The folly of ‘winner takes all’
The opening weekend of the Sundance Film Festival saw such huge crowds and unseasonably high temperatures that I kept hoping things would cool down, not only physically but metaphorically as well.
The heat outside did go away, and as many of the movie industry types headed back to L.A. and New York after the frantic opening weekend, so did the crowds. But the feeling I had that the festival ought to lower its temperature did not leave with them.
While I can be exasperated by some of the films the event features, I count myself a fan of Sundance, someone who has been coming for 15 years. I enjoy the enthusiasm of both the young filmmakers and the audiences discovering their films. I’m also aware that some of Sundance’s problems are not of its own making.

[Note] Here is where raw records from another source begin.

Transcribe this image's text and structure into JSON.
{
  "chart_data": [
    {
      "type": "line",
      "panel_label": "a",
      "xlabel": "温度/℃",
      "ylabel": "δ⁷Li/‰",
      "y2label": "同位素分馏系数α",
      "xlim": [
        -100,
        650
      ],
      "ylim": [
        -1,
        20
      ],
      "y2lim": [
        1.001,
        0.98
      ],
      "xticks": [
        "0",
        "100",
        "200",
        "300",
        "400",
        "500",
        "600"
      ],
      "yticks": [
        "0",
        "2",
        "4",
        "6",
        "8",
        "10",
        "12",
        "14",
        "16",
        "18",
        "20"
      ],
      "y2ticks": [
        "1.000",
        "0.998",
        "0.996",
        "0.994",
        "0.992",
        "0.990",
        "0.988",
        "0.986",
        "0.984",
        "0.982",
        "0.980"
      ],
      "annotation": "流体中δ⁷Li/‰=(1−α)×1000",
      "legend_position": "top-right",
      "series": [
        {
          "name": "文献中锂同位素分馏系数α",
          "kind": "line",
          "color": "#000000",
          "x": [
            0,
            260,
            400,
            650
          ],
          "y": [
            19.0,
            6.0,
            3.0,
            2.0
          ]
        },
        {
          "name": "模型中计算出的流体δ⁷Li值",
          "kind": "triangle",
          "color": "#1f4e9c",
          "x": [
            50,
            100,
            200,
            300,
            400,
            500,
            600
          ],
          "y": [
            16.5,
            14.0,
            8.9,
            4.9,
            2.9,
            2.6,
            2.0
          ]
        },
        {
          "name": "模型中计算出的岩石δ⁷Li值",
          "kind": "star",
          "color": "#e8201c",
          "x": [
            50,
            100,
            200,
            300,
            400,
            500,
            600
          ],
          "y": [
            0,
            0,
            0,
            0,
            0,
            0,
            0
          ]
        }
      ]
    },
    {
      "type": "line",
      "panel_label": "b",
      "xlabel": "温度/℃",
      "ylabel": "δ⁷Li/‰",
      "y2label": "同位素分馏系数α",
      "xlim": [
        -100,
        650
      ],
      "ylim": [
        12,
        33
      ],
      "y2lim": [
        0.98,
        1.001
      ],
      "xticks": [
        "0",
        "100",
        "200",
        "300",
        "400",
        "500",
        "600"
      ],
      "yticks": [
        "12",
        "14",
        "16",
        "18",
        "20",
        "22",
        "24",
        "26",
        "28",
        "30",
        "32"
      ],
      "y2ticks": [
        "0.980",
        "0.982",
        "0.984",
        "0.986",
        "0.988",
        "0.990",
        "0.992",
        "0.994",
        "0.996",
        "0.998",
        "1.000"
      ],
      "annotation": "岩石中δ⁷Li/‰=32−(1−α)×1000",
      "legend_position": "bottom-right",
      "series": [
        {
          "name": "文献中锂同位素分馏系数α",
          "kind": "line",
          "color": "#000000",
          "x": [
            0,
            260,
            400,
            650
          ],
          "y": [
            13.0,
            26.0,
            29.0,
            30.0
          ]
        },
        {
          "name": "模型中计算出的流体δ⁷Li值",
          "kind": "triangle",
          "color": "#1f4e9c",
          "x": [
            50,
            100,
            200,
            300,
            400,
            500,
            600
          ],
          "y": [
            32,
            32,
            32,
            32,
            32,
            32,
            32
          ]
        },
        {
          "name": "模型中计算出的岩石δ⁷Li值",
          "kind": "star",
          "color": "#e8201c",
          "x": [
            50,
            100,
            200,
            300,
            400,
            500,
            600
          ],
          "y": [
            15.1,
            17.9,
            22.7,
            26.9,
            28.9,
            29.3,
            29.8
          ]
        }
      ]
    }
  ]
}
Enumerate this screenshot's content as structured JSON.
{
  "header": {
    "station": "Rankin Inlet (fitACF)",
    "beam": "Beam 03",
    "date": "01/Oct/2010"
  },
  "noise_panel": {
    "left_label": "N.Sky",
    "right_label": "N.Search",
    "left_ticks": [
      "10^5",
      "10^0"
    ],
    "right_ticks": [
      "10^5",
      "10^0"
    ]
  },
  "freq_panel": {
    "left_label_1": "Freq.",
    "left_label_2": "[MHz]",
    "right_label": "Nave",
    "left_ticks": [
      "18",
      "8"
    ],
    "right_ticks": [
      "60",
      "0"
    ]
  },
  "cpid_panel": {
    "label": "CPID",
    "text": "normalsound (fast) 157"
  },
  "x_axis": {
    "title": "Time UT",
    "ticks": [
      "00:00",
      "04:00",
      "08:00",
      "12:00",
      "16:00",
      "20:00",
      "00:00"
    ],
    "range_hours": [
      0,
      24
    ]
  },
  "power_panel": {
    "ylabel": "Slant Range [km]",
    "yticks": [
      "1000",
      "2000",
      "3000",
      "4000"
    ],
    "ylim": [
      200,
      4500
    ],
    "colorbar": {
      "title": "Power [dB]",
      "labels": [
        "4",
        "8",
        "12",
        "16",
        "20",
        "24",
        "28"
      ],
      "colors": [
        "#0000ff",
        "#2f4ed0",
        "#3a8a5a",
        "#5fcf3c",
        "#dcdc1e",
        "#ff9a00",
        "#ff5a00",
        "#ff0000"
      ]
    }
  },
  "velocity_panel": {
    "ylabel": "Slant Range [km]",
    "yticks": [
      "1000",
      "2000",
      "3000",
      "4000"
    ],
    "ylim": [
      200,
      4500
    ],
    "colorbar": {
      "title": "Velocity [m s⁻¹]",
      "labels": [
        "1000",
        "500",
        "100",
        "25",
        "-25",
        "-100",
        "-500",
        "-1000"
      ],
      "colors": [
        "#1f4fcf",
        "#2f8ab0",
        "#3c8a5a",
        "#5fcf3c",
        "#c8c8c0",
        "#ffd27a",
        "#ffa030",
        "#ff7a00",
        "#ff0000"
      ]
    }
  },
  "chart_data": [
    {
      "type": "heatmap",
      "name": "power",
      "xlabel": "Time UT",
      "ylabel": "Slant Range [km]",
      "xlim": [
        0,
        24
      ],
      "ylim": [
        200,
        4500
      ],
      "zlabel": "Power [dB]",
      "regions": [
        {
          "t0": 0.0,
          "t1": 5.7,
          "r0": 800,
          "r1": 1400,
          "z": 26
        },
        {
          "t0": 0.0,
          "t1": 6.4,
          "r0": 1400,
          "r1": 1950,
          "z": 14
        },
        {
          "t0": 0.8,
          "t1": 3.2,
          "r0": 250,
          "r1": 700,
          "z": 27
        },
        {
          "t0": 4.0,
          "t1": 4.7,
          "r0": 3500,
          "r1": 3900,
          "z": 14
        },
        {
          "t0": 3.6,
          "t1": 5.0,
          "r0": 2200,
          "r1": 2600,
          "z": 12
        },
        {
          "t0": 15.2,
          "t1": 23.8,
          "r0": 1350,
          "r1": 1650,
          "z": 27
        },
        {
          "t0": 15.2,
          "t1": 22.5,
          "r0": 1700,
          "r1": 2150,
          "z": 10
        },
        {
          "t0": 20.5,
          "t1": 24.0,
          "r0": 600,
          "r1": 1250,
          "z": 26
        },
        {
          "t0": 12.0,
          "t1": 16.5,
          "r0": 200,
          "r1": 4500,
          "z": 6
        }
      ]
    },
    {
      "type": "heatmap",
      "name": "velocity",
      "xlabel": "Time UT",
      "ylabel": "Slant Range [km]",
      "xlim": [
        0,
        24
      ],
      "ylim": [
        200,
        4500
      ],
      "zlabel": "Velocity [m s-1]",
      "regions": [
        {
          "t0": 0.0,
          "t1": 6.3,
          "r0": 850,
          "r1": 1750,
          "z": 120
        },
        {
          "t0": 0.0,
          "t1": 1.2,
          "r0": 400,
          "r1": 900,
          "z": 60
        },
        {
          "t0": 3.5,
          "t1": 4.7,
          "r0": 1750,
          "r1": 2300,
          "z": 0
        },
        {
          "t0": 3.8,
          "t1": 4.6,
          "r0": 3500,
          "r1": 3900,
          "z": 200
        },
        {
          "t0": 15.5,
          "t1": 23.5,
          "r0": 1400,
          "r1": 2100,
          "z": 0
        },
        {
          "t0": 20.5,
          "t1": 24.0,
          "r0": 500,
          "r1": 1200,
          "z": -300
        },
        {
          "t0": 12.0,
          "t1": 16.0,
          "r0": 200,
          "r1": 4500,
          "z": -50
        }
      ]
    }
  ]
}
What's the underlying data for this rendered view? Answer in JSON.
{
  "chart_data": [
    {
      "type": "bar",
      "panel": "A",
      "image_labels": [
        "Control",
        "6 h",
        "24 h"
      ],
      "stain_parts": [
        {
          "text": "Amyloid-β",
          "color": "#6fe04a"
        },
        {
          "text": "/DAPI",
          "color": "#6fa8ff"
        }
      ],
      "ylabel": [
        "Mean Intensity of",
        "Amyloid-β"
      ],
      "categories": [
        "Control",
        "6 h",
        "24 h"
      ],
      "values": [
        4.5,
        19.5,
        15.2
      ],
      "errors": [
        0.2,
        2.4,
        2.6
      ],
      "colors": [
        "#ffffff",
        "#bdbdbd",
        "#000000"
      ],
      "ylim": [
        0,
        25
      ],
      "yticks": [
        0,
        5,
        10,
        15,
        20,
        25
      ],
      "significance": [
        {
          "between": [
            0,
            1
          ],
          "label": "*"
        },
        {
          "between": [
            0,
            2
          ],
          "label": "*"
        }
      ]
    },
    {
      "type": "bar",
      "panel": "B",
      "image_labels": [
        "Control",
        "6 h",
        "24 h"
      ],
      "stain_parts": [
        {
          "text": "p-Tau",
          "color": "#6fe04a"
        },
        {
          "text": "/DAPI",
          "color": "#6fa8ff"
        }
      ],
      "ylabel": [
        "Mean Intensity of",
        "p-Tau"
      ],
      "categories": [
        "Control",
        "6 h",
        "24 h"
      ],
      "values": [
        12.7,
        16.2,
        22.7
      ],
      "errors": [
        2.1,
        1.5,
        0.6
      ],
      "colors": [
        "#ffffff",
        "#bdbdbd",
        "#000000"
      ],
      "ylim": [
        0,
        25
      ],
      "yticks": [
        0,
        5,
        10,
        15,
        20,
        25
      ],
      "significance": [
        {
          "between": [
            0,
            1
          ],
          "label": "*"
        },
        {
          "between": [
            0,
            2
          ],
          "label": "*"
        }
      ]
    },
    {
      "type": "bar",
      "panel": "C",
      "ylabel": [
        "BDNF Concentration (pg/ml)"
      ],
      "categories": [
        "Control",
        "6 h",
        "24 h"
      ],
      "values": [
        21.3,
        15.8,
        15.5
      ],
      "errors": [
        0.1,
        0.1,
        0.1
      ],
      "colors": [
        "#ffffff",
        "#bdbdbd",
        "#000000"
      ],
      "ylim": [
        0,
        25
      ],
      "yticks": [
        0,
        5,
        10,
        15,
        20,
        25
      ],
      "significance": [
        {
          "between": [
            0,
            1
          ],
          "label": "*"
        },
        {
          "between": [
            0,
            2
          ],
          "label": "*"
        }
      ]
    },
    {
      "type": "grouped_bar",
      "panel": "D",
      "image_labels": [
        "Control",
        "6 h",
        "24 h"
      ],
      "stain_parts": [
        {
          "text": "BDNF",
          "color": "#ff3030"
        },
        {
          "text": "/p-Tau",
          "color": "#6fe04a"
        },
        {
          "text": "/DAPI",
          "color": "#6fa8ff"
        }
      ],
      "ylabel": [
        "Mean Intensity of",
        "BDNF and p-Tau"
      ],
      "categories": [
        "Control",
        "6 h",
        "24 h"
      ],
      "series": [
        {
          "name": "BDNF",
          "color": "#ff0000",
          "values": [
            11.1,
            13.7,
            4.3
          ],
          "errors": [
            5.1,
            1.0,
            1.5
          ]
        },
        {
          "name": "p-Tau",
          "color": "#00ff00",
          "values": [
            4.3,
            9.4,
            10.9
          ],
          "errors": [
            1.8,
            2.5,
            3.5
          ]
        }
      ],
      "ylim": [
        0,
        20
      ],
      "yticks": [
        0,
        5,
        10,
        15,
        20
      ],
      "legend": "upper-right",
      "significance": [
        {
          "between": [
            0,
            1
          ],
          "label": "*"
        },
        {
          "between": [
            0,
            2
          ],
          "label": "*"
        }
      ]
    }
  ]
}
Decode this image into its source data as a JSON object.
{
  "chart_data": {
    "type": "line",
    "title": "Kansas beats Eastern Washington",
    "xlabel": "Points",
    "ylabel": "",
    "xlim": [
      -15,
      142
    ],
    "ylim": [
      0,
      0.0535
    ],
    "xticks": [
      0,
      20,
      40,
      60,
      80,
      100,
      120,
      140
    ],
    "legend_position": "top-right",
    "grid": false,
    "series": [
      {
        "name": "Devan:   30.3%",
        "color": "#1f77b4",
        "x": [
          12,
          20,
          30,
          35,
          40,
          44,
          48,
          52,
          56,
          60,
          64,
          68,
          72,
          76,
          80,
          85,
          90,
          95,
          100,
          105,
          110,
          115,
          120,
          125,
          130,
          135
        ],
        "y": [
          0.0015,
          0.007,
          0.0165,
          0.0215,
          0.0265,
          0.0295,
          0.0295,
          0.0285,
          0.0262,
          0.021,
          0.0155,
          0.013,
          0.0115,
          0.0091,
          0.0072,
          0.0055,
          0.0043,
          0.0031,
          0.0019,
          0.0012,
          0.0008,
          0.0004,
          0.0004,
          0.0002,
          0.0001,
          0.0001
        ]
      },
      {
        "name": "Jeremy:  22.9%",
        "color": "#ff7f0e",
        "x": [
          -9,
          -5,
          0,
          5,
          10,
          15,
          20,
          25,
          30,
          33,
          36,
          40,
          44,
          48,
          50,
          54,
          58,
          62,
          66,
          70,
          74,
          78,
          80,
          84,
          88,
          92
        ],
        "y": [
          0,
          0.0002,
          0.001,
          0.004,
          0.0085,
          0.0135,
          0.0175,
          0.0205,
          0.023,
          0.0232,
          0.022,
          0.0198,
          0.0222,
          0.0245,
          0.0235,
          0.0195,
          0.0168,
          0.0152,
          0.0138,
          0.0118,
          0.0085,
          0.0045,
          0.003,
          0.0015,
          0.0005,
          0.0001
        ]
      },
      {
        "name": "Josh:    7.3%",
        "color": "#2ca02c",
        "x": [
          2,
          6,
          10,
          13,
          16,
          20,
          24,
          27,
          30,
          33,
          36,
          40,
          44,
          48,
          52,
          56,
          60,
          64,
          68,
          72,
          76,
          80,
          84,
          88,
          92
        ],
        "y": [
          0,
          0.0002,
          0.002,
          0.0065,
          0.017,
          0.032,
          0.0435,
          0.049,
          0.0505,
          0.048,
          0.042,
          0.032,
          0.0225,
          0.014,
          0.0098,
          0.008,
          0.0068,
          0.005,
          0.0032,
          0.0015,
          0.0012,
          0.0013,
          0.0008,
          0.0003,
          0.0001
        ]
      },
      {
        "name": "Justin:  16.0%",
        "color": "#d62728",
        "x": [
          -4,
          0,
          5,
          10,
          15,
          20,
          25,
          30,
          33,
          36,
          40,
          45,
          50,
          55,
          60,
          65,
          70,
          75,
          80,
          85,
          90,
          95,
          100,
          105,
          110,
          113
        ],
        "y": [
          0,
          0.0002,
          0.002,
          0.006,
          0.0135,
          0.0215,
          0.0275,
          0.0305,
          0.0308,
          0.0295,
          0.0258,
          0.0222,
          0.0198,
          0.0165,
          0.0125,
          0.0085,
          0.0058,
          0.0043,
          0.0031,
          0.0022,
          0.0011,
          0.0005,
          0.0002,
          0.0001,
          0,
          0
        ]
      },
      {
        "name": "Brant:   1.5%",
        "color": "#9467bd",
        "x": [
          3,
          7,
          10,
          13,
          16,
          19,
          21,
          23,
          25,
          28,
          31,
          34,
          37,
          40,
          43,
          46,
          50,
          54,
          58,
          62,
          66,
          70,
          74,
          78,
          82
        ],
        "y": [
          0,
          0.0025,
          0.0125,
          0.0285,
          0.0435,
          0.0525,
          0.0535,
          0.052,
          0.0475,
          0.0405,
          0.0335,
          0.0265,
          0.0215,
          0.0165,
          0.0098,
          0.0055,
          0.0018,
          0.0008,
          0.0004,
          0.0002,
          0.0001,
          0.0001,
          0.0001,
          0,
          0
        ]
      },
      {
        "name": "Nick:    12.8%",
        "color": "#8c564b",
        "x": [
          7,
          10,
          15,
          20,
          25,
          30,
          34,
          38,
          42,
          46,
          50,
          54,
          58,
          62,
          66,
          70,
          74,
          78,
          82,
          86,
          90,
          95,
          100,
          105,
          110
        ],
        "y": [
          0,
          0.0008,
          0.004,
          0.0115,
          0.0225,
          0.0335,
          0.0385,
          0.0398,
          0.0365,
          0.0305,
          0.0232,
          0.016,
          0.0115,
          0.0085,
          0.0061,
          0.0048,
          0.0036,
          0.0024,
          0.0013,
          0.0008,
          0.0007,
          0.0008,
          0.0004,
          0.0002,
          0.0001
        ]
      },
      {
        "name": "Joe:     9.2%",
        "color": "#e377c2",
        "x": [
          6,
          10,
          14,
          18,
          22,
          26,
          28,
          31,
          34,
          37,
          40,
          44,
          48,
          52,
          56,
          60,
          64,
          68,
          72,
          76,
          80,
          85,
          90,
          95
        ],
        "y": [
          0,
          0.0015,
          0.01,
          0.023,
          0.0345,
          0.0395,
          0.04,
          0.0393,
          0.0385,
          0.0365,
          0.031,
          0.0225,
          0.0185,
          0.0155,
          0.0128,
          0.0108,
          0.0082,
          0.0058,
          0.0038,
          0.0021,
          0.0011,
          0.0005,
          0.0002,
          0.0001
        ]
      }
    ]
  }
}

It’s not the festival’s fault, for instance, that a Winter Olympics-fueled housing boom wildly inflated the number of places where visitors to the area can stay. And if Paris Hilton and her spawn are drawn like moths to corporate marketing sponsored extracurricular activities, that is not the festival’s doing, either.
But even factoring that in, I’m still troubled by the sense that the festival’s mores and its basic structure combine to pump up the volume to the point where things are getting unhealthy for the very filmmakers the event is supposed to assist.
What I’m thinking about is the ever-increasing hype, expectation and buzz surrounding Sundance’s centerpiece event -- the American dramatic competition.
Almost everyone with a stake in Sundance -- the Hollywood-based industry, which needs malleable bodies, the media, which need new creative heroes, the audience, which likes to be in on the ground floor, and the festival itself, which likes to have its importance validated -- so lusts after the notion of fresh new talent that the dramatic competition feels in danger of becoming a kind of meat market for youthful creators.
In an attempt to feed everyone’s needs, including its own, the festival has, in a way unwittingly, created an inflamed environment that fosters impossible expectations and does a disservice to the films and the filmmakers, not to mention old-fashioned reality.
The problem starts with the blurbs in the Sundance catalog, descriptions that read like they were written by members of an ecstatic cult. This continues when the festival’s programmers introduce the films with yet more sweeping praise. It might have been excusable in the early days, but today it makes the festival sound like an overprotective parent whose nurturing threatens to become suffocating.
In addition, this attitude creates unreasonably high expectations for films, making us look for masterpieces in what are after all only the works of beginners.
While the competition documentaries tend to be completely realized, the dramas are often promising at best, first steps by writers and directors who will undoubtedly do better work. And that’s the way they should be treated.
Yet to modify these Sundance tendencies would be no more than cosmetic. What I’d really like to put on the table for consideration is a radical restructuring: Make the American dramatic section noncompetitive.
Yes, the Grand Jury Prize does help the film that wins it, just like winning the lottery helps the one with the lucky ticket. But why should Sundance be promoting what is essentially a zero sum game, where the winners take all, leaving the losers to slink home with their memories? Why should the festival be sanctioning all or nothing competition among fledgling directors least likely to be tough enough to take it? Why not make the “it’s an honor to be nominated” cliche of these events into a reality?
If the argument is to be made that the competition element gets the media interested (though Toronto seems to do fine without it), why not go further and make the Premieres section the competitive one? Wouldn’t a contest among the leading lights of the independent world -- which this year included Gregg Araki, Rebecca Miller, Hal Hartley, Kevin Bacon, Don Roos and Thomas Vinterberg -- be more meaningful and make more sense than sending baby auteurs out to do battle with one another? And anyone who thinks these directors are too established to need the boost of a Sundance victory hasn’t been paying attention to the realities of the moviegoing world.
I am well aware that Sundance has grown so mighty on the notion of discovering talent that any deviation from the formula is almost inconceivable. And I’m not even positive that my ideas are all good ones. What I do feel sure of is that the festival’s treatment of its least experienced directors increasingly seems to be headed in an unpromising direction.
You don’t have to be a master gardener to know that it’s the delicate plants that are most in danger from over-watering.